2. One 100kt Trident warhead is sufficient to physically destroy hundreds of thousands of people along with the infrastructure of a small State. It would also inflict generations of radiation effects on all its neighbours. The previous limit of 180 warheads was sufficient to kill millions of people and cause such devastation as would lead to a nuclear winter and extinction of multiple lifeforms. An additional 80 achieves no more than doubling up on this and ensuring any surviving life forms are extinguished

3. It may be that the Government envisages using low yield (5 - 10kt) warheads against chemical and biological threats - even from NPT signatories. While these may be slightly less than Hiroshima’s blast and radiation effects – still being experienced 75 years later – their use could well trigger a nuclear exchange between third parties whose effects would be totally disproportionate to the reason for using them and replicate delivery of several 100kt warheads.

4. The threat of use of nuclear weapons in the past has not prevented non-nuclear warfare e.g. Korea and Vietnam. There is no reason to suppose that it would deter cyber or chemical/biological attacks or any other form of non-nuclear warfare.

5. The increase in warheads undermines the UK commitment to Article VI of the NPT and so significantly weakens the Treaty, i.e. ‘The haves can have more with impunity but not you’ is not a good message.
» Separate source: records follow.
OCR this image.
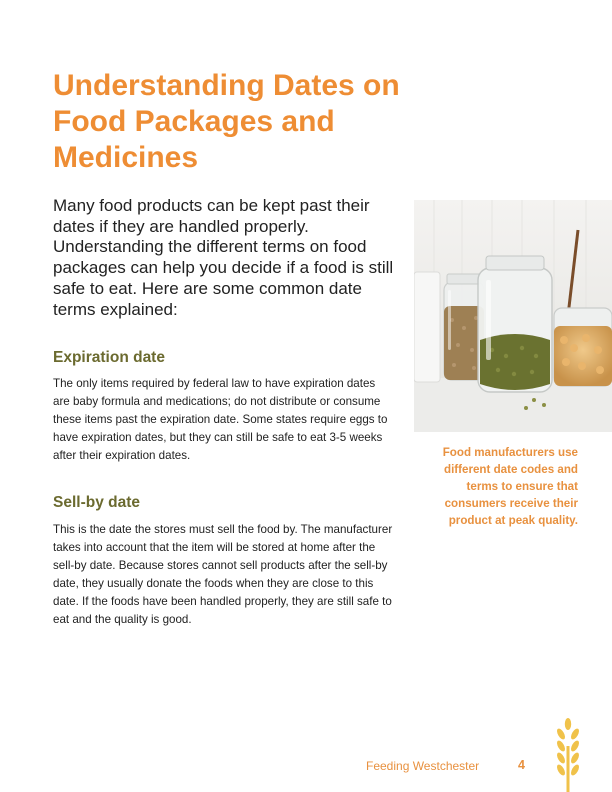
Understanding Dates on Food Packages and Medicines

Many food products can be kept past their dates if they are handled properly. Understanding the different terms on food packages can help you decide if a food is still safe to eat. Here are some common date terms explained:

Expiration date

The only items required by federal law to have expiration dates are baby formula and medications; do not distribute or consume these items past the expiration date. Some states require eggs to have expiration dates, but they can still be safe to eat 3-5 weeks after their expiration dates.

Sell-by date

This is the date the stores must sell the food by. The manufacturer takes into account that the item will be stored at home after the sell-by date. Because stores cannot sell products after the sell-by date, they usually donate the foods when they are close to this date. If the foods have been handled properly, they are still safe to eat and the quality is good.

Food manufacturers use different date codes and terms to ensure that consumers receive their product at peak quality.

Feeding Westchester	4
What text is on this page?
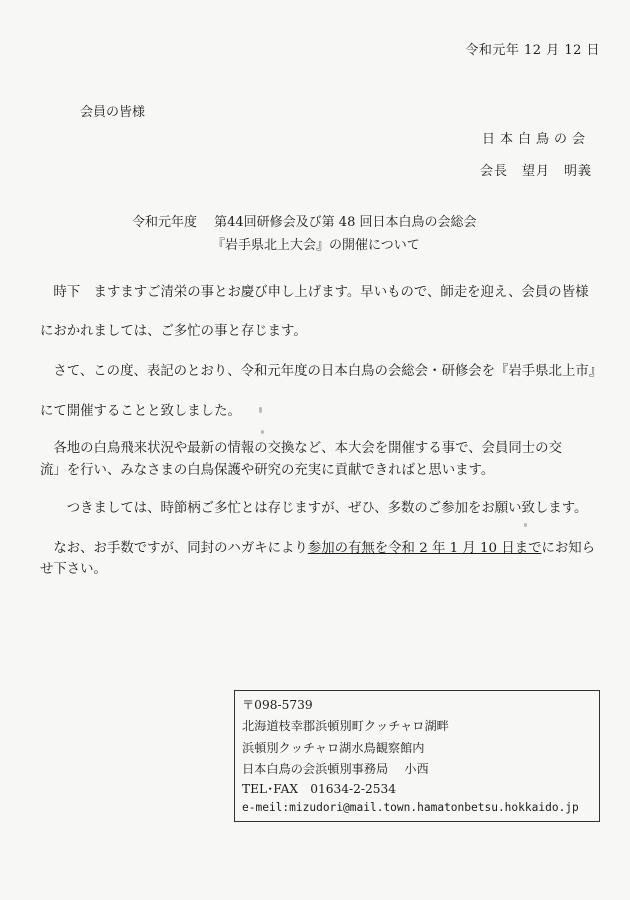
令和元年 12 月 12 日
会員の皆様
日本白鳥の会
会長　望月　明義
令和元年度　 第44回研修会及び第 48 回日本白鳥の会総会
『岩手県北上大会』の開催について
　時下　ますますご清栄の事とお慶び申し上げます。早いもので、師走を迎え、会員の皆様
におかれましては、ご多忙の事と存じます。
　さて、この度、表記のとおり、令和元年度の日本白鳥の会総会・研修会を『岩手県北上市』
にて開催することと致しました。
　各地の白鳥飛来状況や最新の情報の交換など、本大会を開催する事で、会員同士の交
流」を行い、みなさまの白鳥保護や研究の充実に貢献できればと思います。
　　つきましては、時節柄ご多忙とは存じますが、ぜひ、多数のご参加をお願い致します。
　なお、お手数ですが、同封のハガキにより参加の有無を令和 2 年 1 月 10 日までにお知ら
せ下さい。
〒098-5739
北海道枝幸郡浜頓別町クッチャロ湖畔
浜頓別クッチャロ湖水鳥観察館内
日本白鳥の会浜頓別事務局　 小西
TEL･FAX　01634-2-2534
e-meil:mizudori@mail.town.hamatonbetsu.hokkaido.jp
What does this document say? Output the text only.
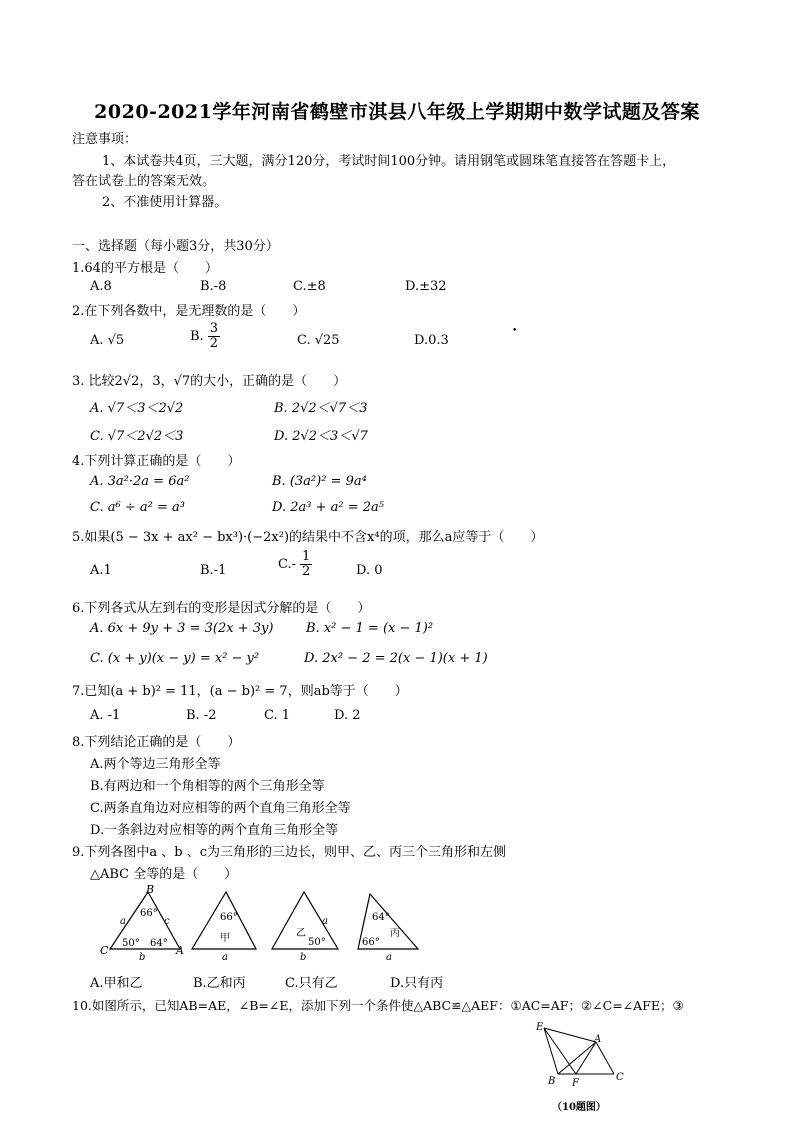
2020-2021学年河南省鹤壁市淇县八年级上学期期中数学试题及答案
注意事项：
1、本试卷共4页，三大题，满分120分，考试时间100分钟。请用钢笔或圆珠笔直接答在答题卡上，
答在试卷上的答案无效。
2、不准使用计算器。
一、选择题（每小题3分，共30分）
1.64的平方根是（　　）
A.8	B.-8	C.±8	D.±32
2.在下列各数中，是无理数的是（　　）
A. √5	B. $\frac{3}{2}$	C. √25	D.0.3
•
3. 比较2√2，3，√7的大小，正确的是（　　）
A. √7＜3＜2√2	B. 2√2＜√7＜3
C. √7＜2√2＜3	D. 2√2＜3＜√7
4.下列计算正确的是（　　）
A. 3a²·2a = 6a²	B. (3a²)² = 9a⁴
C. a⁶ ÷ a² = a³	D. 2a³ + a² = 2a⁵
5.如果(5 − 3x + ax² − bx³)·(−2x²)的结果中不含x⁴的项，那么a应等于（　　）
A.1	B.-1	$C.- \frac{1}{2}$	D. 0
6.下列各式从左到右的变形是因式分解的是（　　）
A. 6x + 9y + 3 = 3(2x + 3y)	B. x² − 1 = (x − 1)²
C. (x + y)(x − y) = x² − y²	D. 2x² − 2 = 2(x − 1)(x + 1)
7.已知(a + b)² = 11，(a − b)² = 7，则ab等于（　　）
A. -1	B. -2	C. 1	D. 2
8.下列结论正确的是（　　）
A.两个等边三角形全等
B.有两边和一个角相等的两个三角形全等
C.两条直角边对应相等的两个直角三角形全等
D.一条斜边对应相等的两个直角三角形全等
9.下列各图中a 、b 、c为三角形的三边长，则甲、乙、丙三个三角形和左侧
△ABC 全等的是（　　）
B
C	A
a	c
b
66°
50° 64°
66°
甲
a
a
乙
50°
b
64°
丙
66°
a
A.甲和乙	B.乙和丙	C.只有乙	D.只有丙
10.如图所示，已知AB=AE，∠B=∠E，添加下列一个条件使△ABC≌△AEF：①AC=AF；②∠C=∠AFE；③
E
A
B F
C
（10题图）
6. The implication that UK may use nuclear weapons to counter non-nuclear attacks may encourage non-nuclear weapon States to provide themselves with nuclear weapons to have similar enhanced protection.

7. The ‘Global Reach’ military ambitions of the recent Integrated Review exceeds the capability available, even after implementing its recommendations, because of the extreme cost of nuclear weapons.

8. Nuclear weapons are a very blunt Cold War era instrument entirely inappropriate for nuanced reaction to say Russian incursions in the Baltic or China in the Pacific. Neither country would seriously consider that UK would actually launch a nuclear attack against them and so would proceed knowing we lacked the conventional force to oppose.

9. UK professes to be a ‘rules based’ society. The targets at which a nuclear warhead could be lawfully fired and arguably be compliant with current international laws are limited to mid ocean or uninhabited desert - provided there is no prevailing wind.

10. The US Biden administration is contemplating reducing nuclear weapons and to be used on a ‘sole use’ and not first use basis i.e. only to deter/retaliate to a nuclear weapon attack. The UK policy of ‘deliberate ambiguity’ which, by denying nothing, embraces all, will conflict with the US. The risk is that technical/political support for UK Trident might be withdrawn. The US is so deeply embedded in UK Trident, from supply of missiles, warheads, targeting procedures and the launch system, that it has the means to render UK Trident inoperable if it so wishes.